Pattern of gene activity for ADHD is unlocked

Researchers at the US National Institutes of Health (NIH) have successfully identified differences in gene activity in the brains of people with attention deficit hyperactivity disorder (ADHD).

The study, published in Molecular Psychiatry, found that individuals diagnosed with ADHD had differences in genes that code for known chemicals that brain cells use to communicate. The results show how genomic differences might contribute to symptoms.

To date, this is the first study to use post-mortem human brain tissue to investigate ADHD.

The researchers used a genomic technique called RNA sequencing to probe gene expression. They studied two connected brain regions associated with ADHD: the caudate and the frontal cortex. These regions are known to be critical in controlling a person’s attention. Previous research found differences in the structure and activity of these brain regions in individuals with ADHD.

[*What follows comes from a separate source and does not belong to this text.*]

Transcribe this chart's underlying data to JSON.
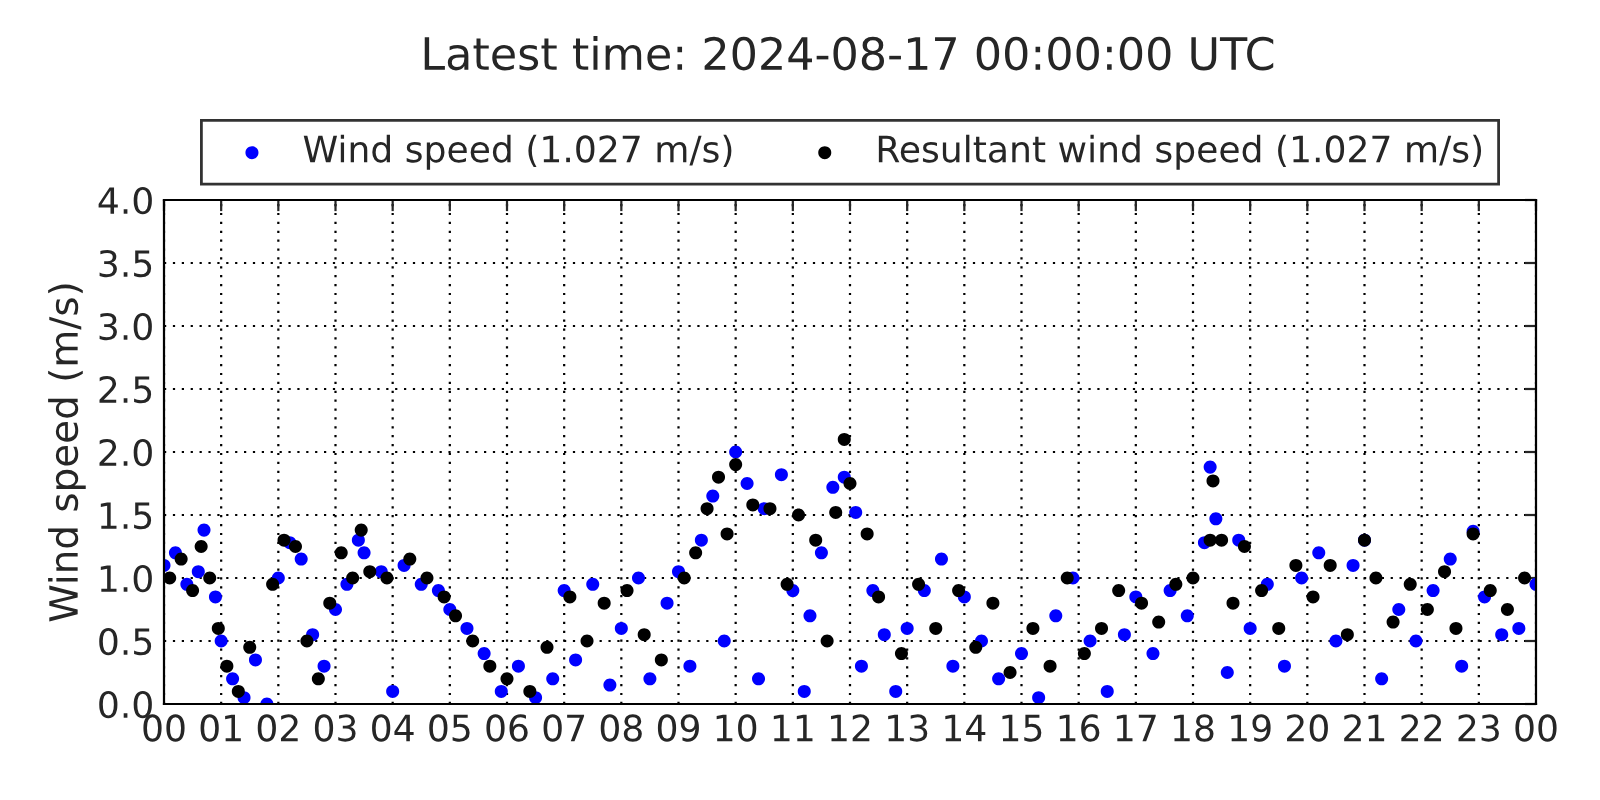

With technological advances, researchers have been able to identify genes associated with ADHD, but they had not been able to determine how genomic differences in these genes act in the brain to contribute to symptoms until now.

Importantly, the researchers found that these differences affected the expression of genes that code for neurotransmitters, which are chemicals that brain cells use to communicate with one another. In particular, the results revealed differences in gene expression for glutamate neurotransmitters, which are important for brain functions such as attention and learning.

“Multiple types of genomic studies are pointing towards the expression of the same genes,” said Dr Gustavo Sudre, associate investigator in the Social and Behavioural Research Branch in the US National Human Genome Research Institute’s (NHGRI) Intramural Research Programme. “Interestingly, these gene-expression differences were similar to those seen in other conditions, which may reflect differences in how the brain functions, such as in autism.”

“The study advances our understanding of ADHD by showing how the condition is tied to changes in how certain genes are expressed in the brain. This allows us to inch closer to understanding how genomic differences alter gene expression in the brain and contribute to ADHD symptoms,” added Dr Philip Shaw, senior investigator in the Social and Behavioural Research Branch.

Post-mortem studies are rare because of the limited donation of brain tissue but are incredibly valuable because they provide researchers direct experimental access to the brain.

“Such post-mortem studies have accelerated our understanding of other mental health challenges, but to date no such studies have looked at ADHD until now,” concluded Dr Shaw.